Chris took the kids out for the day. It's 2:10pm and I haven't brushed my hair or my teeth. I turned on my hipster worship music and pulled out the flour. I let myself fill my "day of rest" with four loads of dishes, 6 pizzas, 2 salads, and a counter full of muffins. The reason I'm sharing this is because my idea of sabbath is constantly being transformed.
I want to have days of sabbath where I sit in solitude with Jesus and rest, but I'm finding my "sabbath" can look more like service.
I would love to curl up on the couch with my bible while Jackson rocks away in his swing but right now I feel God is calling me to meet him in the kitchen. To give of my whole day, the very limited and precious silence and alone time I get, and give it to someone else.
To give it to Him.
To give it to the new mom who is spending her days in bed loving a new life into this world. With milk-stained, puffy-eyed, exhaustion. The new mom who will love a single slice of homemade pizza more than I would love my time of rest. Because to her, that pizza means more time. More time with baby and less time on her feet. More time of sleep and less time doing her own dishes.

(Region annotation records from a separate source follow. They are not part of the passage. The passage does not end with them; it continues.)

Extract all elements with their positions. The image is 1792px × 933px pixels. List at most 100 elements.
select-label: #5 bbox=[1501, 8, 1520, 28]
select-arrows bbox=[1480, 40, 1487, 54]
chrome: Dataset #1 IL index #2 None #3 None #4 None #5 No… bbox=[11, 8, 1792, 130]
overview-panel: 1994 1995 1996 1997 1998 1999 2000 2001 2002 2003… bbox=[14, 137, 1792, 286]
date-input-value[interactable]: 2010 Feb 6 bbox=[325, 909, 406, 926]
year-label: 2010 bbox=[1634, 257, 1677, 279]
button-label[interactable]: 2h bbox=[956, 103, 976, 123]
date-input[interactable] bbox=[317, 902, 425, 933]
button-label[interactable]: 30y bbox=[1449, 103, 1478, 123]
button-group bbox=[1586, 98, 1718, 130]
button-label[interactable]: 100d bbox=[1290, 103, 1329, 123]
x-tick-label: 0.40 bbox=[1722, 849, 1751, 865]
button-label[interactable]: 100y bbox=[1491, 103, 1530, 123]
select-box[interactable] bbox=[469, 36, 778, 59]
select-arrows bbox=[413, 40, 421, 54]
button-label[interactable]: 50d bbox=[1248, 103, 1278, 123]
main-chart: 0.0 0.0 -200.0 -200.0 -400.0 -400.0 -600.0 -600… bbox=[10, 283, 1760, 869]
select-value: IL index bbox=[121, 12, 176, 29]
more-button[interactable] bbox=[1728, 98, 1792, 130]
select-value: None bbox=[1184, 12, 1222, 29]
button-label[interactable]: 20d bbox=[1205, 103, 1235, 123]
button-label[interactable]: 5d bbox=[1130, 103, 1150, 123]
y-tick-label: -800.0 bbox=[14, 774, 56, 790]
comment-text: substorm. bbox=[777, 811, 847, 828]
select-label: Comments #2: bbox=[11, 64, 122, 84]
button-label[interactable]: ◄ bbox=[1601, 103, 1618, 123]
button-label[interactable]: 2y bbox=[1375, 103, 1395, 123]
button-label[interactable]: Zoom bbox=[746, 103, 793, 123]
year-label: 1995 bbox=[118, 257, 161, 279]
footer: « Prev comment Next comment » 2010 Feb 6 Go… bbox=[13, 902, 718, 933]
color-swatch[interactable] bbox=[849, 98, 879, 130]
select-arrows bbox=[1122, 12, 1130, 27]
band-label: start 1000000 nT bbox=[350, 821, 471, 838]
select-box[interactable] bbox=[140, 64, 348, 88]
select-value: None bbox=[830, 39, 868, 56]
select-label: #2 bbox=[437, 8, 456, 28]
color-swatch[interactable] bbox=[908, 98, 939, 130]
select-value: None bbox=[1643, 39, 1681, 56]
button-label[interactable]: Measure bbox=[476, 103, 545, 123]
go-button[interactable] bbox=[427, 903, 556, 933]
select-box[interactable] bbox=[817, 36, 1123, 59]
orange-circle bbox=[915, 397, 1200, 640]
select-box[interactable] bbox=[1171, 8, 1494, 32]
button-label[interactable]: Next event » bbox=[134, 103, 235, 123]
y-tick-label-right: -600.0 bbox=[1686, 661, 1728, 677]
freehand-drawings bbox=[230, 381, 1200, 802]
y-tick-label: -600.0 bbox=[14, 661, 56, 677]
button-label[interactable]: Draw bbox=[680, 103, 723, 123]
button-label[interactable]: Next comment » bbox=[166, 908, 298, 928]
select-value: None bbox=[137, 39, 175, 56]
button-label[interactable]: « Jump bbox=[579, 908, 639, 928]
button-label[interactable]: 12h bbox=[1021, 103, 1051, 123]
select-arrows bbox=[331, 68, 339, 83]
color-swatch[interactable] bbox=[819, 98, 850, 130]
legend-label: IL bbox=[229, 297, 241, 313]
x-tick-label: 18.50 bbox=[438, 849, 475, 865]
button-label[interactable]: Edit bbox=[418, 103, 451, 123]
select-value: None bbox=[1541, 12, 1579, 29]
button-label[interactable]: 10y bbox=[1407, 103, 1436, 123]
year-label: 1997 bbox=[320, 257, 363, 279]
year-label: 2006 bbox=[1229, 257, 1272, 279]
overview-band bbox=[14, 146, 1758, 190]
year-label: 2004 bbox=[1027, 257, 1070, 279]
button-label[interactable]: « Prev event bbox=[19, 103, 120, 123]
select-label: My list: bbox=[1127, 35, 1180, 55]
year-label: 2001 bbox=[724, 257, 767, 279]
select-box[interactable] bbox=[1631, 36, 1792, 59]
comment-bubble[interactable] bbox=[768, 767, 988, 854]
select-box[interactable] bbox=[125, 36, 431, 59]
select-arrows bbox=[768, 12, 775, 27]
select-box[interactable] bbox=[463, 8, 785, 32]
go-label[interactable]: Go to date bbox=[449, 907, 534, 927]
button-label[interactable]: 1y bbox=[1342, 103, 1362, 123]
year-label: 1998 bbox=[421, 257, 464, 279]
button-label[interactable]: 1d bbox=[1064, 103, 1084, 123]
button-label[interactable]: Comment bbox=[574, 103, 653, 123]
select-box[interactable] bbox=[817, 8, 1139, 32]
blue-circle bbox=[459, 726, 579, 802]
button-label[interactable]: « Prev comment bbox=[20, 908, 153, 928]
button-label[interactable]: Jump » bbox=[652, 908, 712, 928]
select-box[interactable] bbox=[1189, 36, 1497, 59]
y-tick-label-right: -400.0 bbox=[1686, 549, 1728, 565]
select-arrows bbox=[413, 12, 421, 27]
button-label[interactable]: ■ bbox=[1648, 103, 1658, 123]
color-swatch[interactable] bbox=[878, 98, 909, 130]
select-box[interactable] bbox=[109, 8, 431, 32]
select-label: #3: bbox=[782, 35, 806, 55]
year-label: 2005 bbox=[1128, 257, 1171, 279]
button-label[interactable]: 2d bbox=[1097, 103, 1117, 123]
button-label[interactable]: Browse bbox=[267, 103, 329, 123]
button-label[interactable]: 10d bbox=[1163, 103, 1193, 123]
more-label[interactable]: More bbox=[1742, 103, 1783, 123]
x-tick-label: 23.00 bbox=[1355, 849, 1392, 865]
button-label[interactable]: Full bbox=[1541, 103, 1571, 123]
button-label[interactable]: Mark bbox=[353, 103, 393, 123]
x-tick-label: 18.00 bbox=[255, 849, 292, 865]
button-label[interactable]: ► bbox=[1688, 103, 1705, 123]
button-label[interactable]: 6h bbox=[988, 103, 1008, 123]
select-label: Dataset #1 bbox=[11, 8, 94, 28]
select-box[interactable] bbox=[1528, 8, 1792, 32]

What costs me little will give her much.
And I want to tell you I've met God here. Covered in flour, I noticed that I'm finding intimacy and pleasure in God, in the giving today.
Sabbath can look like whatever God chooses to draw you into, that leads you to rest in Him and dance with His spirit. And today, as crazy and as unexpected as it is, I am finding so much rest in not choosing to rest.
So my challenge for you all is to jump into service, wherever God calls you. Take the time to listen and then step out and DO. Service can be so beautiful, so restful, and so close to God when we find where it fits for us.
This is what fits for me now and in two years this might not fit anymore. If I find I'm losing the joy in this I will ask for what's next, and I will DO.
We are called to serve, to pick up our cross and join Jesus, in sacrificing the things that comfort us and the things that we hold close. But I also strongly feel that service will bring us great joy and thus come from joy. And that's what looks like Jesus. It's through service that we can love deeply.
It's in the giving of ourselves for the happiness of another that will show the world who Jesus really is.